Stages : des entreprises réduisent les stagiaires à des tâches subalternes

Dans certaines entreprises ouest-africaines, une pratique courante interroge. Le stagiaire, autrefois apprenant, devient un exécutant de tâches variées. Ces missions incluent la préparation du café ou l’achat de pain. Parfois, le jeune doit aussi payer des factures ou récupérer des colis. Tout cela pour une gratification modeste ou une simple promesse d’expérience.

Ce phénomène transforme le stage en une fonction multiple. Le stagiaire agit comme assistant, coursier ou même psychologue de bureau. Certains responsables semblent croire que le diplôme prépare à ces activités. Un master devient une expertise pour acheter des beignets. Un licencié en communication négocie le prix des brochettes.

Les universités pourraient adapter leurs programmes. Au lieu du marketing ou de la comptabilité, des modules comme la gestion du sucre ou l’approvisionnement en café seraient utiles. Les étudiants seraient ainsi préparés aux réalités du terrain.

Certains patrons tirent profit de cette situation. Dans un contexte économique difficile, ils obtiennent un employé à temps plein sans le considérer comme tel. Le stagiaire arrive tôt, part tard et respecte les ordres. Il ne faut pas l’appeler travailleur. Il est là pour apprendre, apprendre à survivre sans moyens de subsistance.

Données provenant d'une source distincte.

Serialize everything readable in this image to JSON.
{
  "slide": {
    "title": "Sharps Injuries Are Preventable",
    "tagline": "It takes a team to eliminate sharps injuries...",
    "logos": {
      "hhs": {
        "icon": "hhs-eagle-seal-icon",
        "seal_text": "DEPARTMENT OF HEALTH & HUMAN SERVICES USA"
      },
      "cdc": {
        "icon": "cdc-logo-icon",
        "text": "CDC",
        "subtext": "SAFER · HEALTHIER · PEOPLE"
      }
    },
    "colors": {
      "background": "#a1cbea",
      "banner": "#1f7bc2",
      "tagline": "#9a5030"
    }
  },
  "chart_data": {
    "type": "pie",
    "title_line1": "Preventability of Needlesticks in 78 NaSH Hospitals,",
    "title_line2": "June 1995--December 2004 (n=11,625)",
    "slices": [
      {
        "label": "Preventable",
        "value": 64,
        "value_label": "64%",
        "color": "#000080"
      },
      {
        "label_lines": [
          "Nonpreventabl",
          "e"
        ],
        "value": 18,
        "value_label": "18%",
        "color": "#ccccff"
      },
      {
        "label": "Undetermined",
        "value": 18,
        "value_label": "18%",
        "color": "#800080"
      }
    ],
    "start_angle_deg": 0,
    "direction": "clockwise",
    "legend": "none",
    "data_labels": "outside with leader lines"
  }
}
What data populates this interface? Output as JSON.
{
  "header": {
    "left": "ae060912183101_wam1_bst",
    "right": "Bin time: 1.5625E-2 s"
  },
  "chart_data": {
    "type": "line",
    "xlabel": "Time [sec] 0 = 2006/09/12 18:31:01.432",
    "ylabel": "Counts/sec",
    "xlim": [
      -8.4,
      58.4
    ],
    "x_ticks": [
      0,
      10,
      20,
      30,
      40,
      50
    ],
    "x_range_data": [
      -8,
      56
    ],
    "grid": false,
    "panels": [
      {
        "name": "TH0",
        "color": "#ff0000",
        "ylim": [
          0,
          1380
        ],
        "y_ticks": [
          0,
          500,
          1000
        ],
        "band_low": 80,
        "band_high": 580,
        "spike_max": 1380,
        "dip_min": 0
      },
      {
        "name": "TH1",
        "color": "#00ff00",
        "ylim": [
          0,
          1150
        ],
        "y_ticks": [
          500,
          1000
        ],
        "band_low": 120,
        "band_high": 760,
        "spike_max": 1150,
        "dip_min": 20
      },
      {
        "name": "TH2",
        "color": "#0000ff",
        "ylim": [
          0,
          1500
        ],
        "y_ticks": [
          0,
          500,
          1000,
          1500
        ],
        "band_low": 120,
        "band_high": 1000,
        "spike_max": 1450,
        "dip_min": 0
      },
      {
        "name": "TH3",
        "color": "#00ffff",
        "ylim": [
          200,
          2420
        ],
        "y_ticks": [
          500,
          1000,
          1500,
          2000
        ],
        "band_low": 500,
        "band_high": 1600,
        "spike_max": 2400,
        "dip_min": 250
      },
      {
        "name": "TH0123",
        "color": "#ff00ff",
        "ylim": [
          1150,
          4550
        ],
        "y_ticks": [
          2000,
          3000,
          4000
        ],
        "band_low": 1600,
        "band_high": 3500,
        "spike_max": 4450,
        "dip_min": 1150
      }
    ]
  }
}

Il s’agit d’exploitation. Le mot dérange, et tant mieux. Une culture de l’abus s’est installée dans certaines organisations. Sous couvert de formation, on transforme des stagiaires en domestiques. On leur confie des tâches dont personne ne veut, tout en leur faisant croire qu’ils doivent être reconnaissants.

Le plus choquant est la banalité de cette situation. Combien de jeunes diplômés ont passé des mois sans apprendre leur futur métier ? Combien de stagiaires en communication ont appris à commander des sandwichs plutôt qu’à élaborer une stratégie ? Combien de stagiaires en comptabilité ont fréquenté les kiosques plutôt que les états financiers ? Trop nombreux.

C’est dans ce contexte qu’une affaire a éclaté au nord de Ouagadougou. Olivia, jeune diplômée en comptabilité, avait intégré une entreprise. Pendant six semaines, elle fut chargée d’acheter des sandwichs, de préparer du café, de payer des factures et de récupérer des colis. Elle était en voie de devenir directrice logistique de la cafétéria.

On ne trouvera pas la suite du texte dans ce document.